Patients and carers told us that they received the care and support they needed. Patients told us that their care was regularly reviewed, and they were seen by appropriate teams and professionals to support both their mental and physical health such as psychologists, occupational therapists and GPs.

Quality of life outcomes were assessed by staff and the expert by experience during discussions with patients and their carer and families and use of DIALOG. DIALOG is a scale of 11 questions. Patients rate their satisfaction with 8 life domains and 3 treatment aspects on a 7-point scale.



Clinical outcomes were routinely being monitored due to the action plan in place around medicines safety. This included looking at outcomes and data, what is best practice, e-learning, incidents, meds cards etc. and was monitored via a spreadsheet of reported incidents to monitor trends and medicines errors.

Staff used recognised rating scales to assess and record severity and outcomes. These included the National Early Warning Scores, Health of the Nation Outcome Scores, DIALOG and Global Assessment of Progress. It also used its own Daily Risk Assessment tool to allow for visibility of decision-making around risk as well as the corporate visibility of level of risk that a site carried.



Care plans had occupational therapy-based goals which were monitored each fortnight.

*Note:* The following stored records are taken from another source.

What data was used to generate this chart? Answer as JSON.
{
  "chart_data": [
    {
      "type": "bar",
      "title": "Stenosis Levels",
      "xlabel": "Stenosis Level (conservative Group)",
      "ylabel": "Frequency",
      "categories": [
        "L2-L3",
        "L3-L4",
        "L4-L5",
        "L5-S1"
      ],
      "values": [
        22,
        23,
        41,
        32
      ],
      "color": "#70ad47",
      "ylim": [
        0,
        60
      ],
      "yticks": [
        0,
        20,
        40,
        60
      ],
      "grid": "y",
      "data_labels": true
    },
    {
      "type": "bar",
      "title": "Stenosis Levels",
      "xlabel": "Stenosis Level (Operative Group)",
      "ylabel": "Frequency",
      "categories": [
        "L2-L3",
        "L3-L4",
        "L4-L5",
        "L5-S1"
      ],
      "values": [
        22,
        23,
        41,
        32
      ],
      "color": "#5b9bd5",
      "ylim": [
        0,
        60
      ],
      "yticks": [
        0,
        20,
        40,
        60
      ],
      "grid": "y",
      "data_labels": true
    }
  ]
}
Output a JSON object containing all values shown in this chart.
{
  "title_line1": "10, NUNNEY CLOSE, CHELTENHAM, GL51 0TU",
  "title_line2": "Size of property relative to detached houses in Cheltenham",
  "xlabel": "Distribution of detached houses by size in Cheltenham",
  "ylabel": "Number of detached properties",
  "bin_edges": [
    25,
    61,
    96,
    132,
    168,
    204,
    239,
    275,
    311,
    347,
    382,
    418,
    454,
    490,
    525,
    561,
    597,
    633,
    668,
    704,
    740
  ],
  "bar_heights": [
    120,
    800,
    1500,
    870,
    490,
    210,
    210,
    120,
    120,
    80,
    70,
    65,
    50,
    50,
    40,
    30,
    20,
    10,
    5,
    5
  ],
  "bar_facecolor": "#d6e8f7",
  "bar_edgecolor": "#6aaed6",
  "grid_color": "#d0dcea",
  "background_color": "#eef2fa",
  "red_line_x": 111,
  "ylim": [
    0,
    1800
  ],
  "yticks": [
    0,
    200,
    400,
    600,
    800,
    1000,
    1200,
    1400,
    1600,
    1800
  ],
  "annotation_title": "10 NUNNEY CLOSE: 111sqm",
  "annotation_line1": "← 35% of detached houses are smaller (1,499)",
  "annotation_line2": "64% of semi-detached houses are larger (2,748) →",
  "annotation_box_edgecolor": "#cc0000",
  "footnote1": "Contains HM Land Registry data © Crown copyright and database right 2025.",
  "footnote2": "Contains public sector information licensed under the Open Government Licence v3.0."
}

There was a budgeting group which included a quiz to assess patients' ability to manage their finances. Staff undertook activities of daily living (ADL) assessments to gauge the effectiveness of ADL based tasks undertaken by patients. The occupational therapy provision was standardised across all the provider's services. Staff had worked alongside other services and private healthcare providers so they could learn from them and benchmark performance against similar services.

Staff explained patients' rights to them in a way they could clearly understand. Staff explained things in a way that enabled patients to make informed decisions about their care and treatment.

Staff told us that there were two advocacy services that supported patients; one was commissioned by the provider and the other was independent. An advocate from the service commissioned by the provider visited the wards twice a week and independent advocacy could normally attend within a day or 2. Advocates could also speak to patients by phone or on social networking platforms. Staff told us that patients were automatically referred to an advocate when they were admitted to the service.



None of the patients at the hospital had 'do not attempt cardiopulmonary resuscitation' orders in place.

During our assessment, we saw staff speaking to patients on the ward, reminding them of their rights either as a detained patient or informal patient.

We saw in care records that patients were regularly reminded of their rights. There was evidence that when patients lacked capacity, staff held best interests meetings with the patient, their family, advocates and members of the multidisciplinary team involved in the patient's care and treatment. Best interests decisions were made and recorded following these meetings.



Care records also contained evidence that staff sought patients' consent to care and treatment. For example, staff had sought consent from a patient to undertake care and treatment of a wound they had sustained. Care records evidenced there were ongoing discussions with patients around consent to treatment and that capacity was assessed. We also saw evidence that patients had access to advocacy.